We ought to applaud, not berate, those bridge builders.
Amen. But there might also be a consequence of those years that we do not often talk about, or even know how to approach, and that is how those years pushed lots of younger and some older LDS historians to "exalt" nonLDS, and alienated LDS historians as the beacons of truth. Some of those new heroes were and are very good scholars, but their disdain for Mormonism is palpable, and my experience has taught me--because I too have disdained certain things--that no matter how fair you try to be, and how good a historian you are, you will end up painting a picture that is not always, or often accurate about something you really dislike. Being a historian of faith is difficult because you are attacked either as an apologist from without, or as a heretic from within, when your desire is to tell a truth story to the extent that you can. It is said that once when the Union forces were planning a major assaut, a general is purported to have turned to Lincoln and said, "I hope the Lord is on our side," to which Lincoln replied, "I hope we are on the Lord's side". As historians of faith, we should also seek to be on the Lord's side, which is the side of truth, compassion, and facing up to our errors, be they individual or institutional. My hope is that our scholars will keep the faith and push back with the truth, and not themselves be pushed one way or the other by the religious war that seems to be waging all the time in Mormon studies.

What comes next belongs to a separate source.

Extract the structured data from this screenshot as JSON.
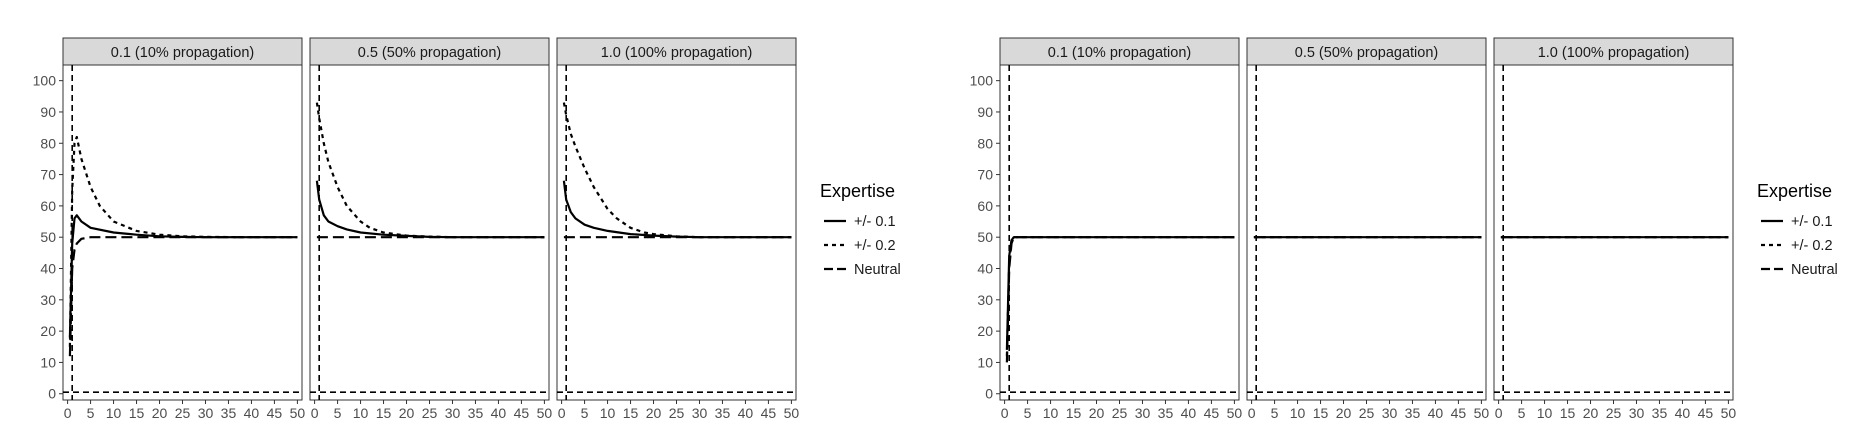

I recently had a discussion with my son who is in his 30s and no longer participates in church, why his generation has left the church (I'm in my 60s and don't know anyone who doesn't have at least one child who has left the church), his answer was directly connected to this history war. He said his generation (children in the 90s and early 00s) was raised with a very strong "either you believe it all or you are with the devil." As they reached adulthood and began questioning and wondering, they felt like they were left with the alternative of either all in or all out because if they did not believe it all, then they were not welcome. I was aware of this change going on during that time but I had no idea it would have this kind of consequences for our children.